In "Shoot the Hero" gibt es keine Helden. Nate und Kate sind ein junges Paar, irgendwo zwischen Hochzeit und Trennung. Die vom Pech verfolgten Brüder Fat und Thin sind ebenso mitleiderregend wie urkomisch. Der paranoide Gangsterboss Crazy Joe will alle tot sehen, und der Söldner-General in der Wüste hat mehr als einen Knall. Bald entwickeln sich die unzusammenhängenden Ereignisse zu einem haarsträubenden Roadtrip, der Leben verändert, Liebe entflammt und von einem Kugelhagel in den nächsten führt, bis Boss Crazy Joe nur zu sagen bleibt: "Shoot the Hero!"
Ich hab zwar noch nie von Regisseur Christian Sesma gehört, kann aber auch so mit Sicherheit sagen, das er sämtlichen Filme von Tarantino mehr als einmal gesehen hat, denn Shoot the Hero versucht in die gleiche Kerbe zu schlagen. Kapitelüberschriften, verschiedene Handlungsstränge die am Ende zusammen kopulieren, zwei Killer die versuchen lässige Dialoge zusammen zu bringen und natürlich der omnipotente Gangsterboss, der alle Fäden in der Hand zu haben glaubt, man könnte den Streifen beinahe schon Pulp Fiction Reloaded nennen.

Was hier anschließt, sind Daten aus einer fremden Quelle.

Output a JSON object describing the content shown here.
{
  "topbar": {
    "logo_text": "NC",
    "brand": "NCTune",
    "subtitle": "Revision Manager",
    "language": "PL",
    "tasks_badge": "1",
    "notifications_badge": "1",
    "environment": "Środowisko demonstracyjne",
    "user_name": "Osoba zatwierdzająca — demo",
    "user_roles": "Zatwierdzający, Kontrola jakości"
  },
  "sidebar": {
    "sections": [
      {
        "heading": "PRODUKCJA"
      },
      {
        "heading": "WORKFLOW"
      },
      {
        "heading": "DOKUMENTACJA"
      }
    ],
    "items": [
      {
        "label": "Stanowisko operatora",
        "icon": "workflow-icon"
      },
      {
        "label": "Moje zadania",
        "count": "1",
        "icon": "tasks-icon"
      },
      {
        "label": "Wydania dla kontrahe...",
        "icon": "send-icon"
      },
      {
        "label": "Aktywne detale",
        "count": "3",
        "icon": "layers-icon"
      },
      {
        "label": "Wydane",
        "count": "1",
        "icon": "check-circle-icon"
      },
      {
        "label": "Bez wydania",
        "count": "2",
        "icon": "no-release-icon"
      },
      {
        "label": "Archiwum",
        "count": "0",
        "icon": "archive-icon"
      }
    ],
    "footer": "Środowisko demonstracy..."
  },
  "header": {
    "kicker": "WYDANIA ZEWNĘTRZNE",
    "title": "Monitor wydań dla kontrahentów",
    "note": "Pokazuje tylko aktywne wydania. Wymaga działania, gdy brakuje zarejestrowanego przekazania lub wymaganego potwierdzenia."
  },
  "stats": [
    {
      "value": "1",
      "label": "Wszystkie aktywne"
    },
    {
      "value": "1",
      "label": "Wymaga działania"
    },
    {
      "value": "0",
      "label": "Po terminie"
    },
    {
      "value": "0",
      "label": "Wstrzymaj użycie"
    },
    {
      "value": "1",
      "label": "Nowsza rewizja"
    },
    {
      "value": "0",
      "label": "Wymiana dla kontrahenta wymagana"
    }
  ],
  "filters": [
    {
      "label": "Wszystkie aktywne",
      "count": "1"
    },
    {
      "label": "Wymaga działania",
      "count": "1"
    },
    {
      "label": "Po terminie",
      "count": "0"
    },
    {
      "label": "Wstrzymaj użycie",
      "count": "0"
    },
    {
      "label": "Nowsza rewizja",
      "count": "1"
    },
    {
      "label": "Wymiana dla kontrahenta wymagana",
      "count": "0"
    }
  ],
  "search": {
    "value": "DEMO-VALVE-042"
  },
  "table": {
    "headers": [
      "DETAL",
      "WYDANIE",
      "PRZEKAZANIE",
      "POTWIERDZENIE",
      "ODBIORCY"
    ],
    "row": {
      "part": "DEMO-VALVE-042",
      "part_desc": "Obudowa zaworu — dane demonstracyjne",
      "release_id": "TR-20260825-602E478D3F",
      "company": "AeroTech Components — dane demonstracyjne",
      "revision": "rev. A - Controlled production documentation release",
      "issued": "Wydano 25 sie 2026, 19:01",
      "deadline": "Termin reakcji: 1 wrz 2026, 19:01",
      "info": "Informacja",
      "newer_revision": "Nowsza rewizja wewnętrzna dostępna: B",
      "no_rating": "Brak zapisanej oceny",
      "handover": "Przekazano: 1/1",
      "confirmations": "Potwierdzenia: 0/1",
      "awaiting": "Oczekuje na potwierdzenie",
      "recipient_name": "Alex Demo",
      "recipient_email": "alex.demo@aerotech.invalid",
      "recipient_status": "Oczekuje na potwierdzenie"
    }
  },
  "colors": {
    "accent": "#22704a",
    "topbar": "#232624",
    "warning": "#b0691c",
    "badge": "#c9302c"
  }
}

Da gibts gleich mal Abzüge für den sehr billigen Look, ich hatte anfangs beinahe gedacht es mit einer Amateurproduktion zu tun zu haben. Speziell bei den Shootouts fällt auf das zwar wild geballert wird aber nichts von der Innenausstattung nimmt Schaden, selbst wenn man hinter einem Aquarium in Deckung geht). Dazu haben wir wohl die Gewinner des Wettbewerbs weltschlechteste Schützen des Planeten im Cast, die bei freier Schußbahn aus drei Meter Entfernung nicht mal ein Hochhaus treffen würden. So geraten die vermeintlich spannungsgeladenen Schießereien im Grunde zu einer ziemlichen Lachnummer.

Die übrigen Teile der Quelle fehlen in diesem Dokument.